There they spent their last few days together. His father led him to the one Linden tree among the many that grew there, where his wife and Johnathan’s mother who had died shortly after giving birth to him, was buried, and where he would like to be buried as well. As was the tradition of the Shepherds. Those buried beneath a Linden would spend their time in heaven wandering the stars at Aurial’s side until it was their time to enter the cycle again. His father died with a peaceful smile on his face. Much too early for someone so young; his father’s words played in his mind.

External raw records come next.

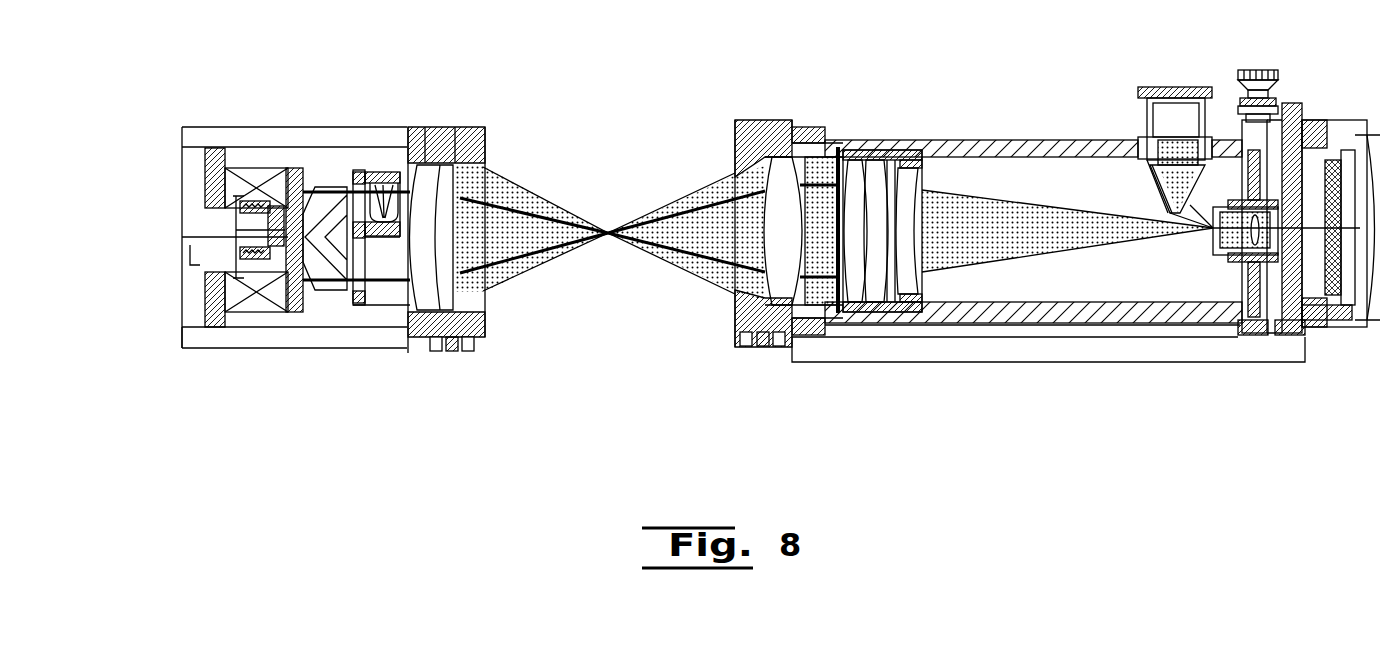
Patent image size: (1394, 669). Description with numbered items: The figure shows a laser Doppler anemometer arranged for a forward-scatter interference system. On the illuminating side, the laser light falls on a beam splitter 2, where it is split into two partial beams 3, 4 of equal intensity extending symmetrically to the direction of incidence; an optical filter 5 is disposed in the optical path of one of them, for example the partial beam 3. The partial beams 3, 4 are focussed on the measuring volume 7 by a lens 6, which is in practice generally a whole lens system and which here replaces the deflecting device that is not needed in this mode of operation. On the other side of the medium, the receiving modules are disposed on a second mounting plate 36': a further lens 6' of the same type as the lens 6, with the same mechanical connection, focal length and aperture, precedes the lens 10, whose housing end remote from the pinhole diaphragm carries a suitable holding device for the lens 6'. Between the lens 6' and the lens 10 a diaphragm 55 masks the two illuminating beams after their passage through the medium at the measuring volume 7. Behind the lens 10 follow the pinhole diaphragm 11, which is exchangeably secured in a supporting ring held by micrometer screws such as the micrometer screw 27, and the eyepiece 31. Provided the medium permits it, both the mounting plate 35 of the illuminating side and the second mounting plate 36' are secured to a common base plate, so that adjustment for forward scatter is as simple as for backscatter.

The beam splitter 2 is at (294, 220).
The partial beam 4 is at (347, 183).
The lens 6 is at (446, 221).
The further lens 6' is at (789, 216).
The diaphragm 55 is at (840, 147).
The lens 10 is at (884, 212).
The measuring volume 7 is at (610, 233).
The eyepiece 31 is at (1168, 95).
The micrometer screw 27 is at (1254, 66).
The pinhole diaphragm 11 is at (1212, 240).
The mounting plate 35 is at (276, 340).
The partial beam 3 is at (377, 290).
The optical filter 5 is at (385, 233).
The second mounting plate 36' is at (1048, 366).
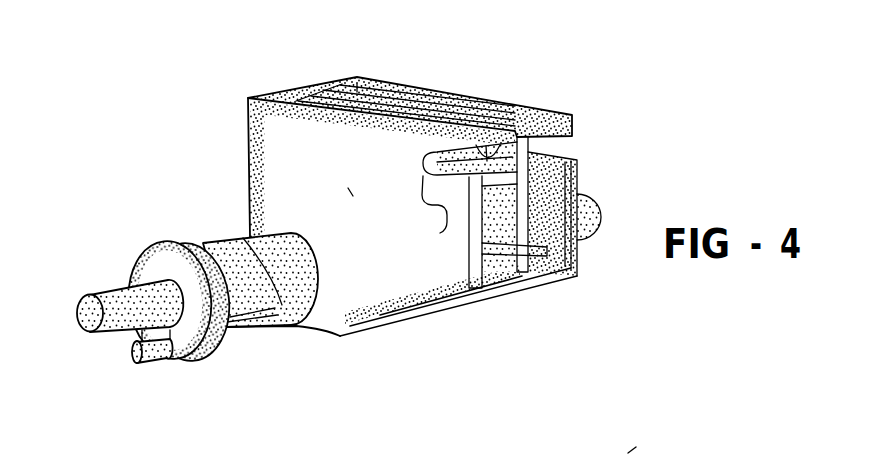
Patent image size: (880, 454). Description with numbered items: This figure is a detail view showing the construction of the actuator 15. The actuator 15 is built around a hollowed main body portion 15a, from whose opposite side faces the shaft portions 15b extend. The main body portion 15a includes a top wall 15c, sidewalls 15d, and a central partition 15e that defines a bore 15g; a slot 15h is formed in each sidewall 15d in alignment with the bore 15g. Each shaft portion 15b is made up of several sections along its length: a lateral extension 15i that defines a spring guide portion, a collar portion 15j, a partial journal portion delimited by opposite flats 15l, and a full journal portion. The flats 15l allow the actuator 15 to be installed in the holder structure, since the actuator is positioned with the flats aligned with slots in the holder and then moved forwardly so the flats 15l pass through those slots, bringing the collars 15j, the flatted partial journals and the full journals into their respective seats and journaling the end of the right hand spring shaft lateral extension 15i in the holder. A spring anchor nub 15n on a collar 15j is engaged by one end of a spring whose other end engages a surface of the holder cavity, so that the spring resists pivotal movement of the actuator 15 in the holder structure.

The actuator 15 is at (645, 444).
The main body portion 15a is at (402, 99).
The shaft portion 15b is at (212, 242).
The top wall 15c is at (308, 92).
The sidewall 15d is at (383, 217).
The central partition 15e is at (540, 267).
The bore 15g is at (510, 157).
The slot 15h is at (447, 224).
The lateral extension 15i is at (120, 297).
The collar portion 15j is at (140, 248).
The flat 15l is at (242, 313).
The spring anchor nub 15n is at (163, 367).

Since that day, late in autumn, Johnathan buried his father’s crook above his grave, and inherited the flock, and he was left alone in the world. As his father had done, and his father had done, stretching all the way back to when the first Galvin got it into his head to tame two breeding pairs of Woolly Rams and lead them to graze within the Sea. It was a long tradition. And one that he was proud to continue. In a year he and the daughter of a different shepherding family from beyond the Sea would marry, and they would happily wade through the knee-high grass until it was time for them to be buried beneath a newly planted linden.
And so it was. For these past five years he wandered through the familiar paths through the Sea. Leading the herd from pasture to pasture; to streams hidden in the grass to all but him. He spent no longer than the week and a half it took for him to sell off his excess goods in the markets of Deep Iron, where the only Gate in the region stood, and buy the things he needed to live — salt and preserves and sharpened shears and whetstones, and had no way to get naturally. It was the life that had been laid out for him since the day he was born. It was the life he believed he would live until the end of his days, only to be buried beneath a linden tree to rejoin his mother and father in exploring the cosmos. It was his life, and he was content with it.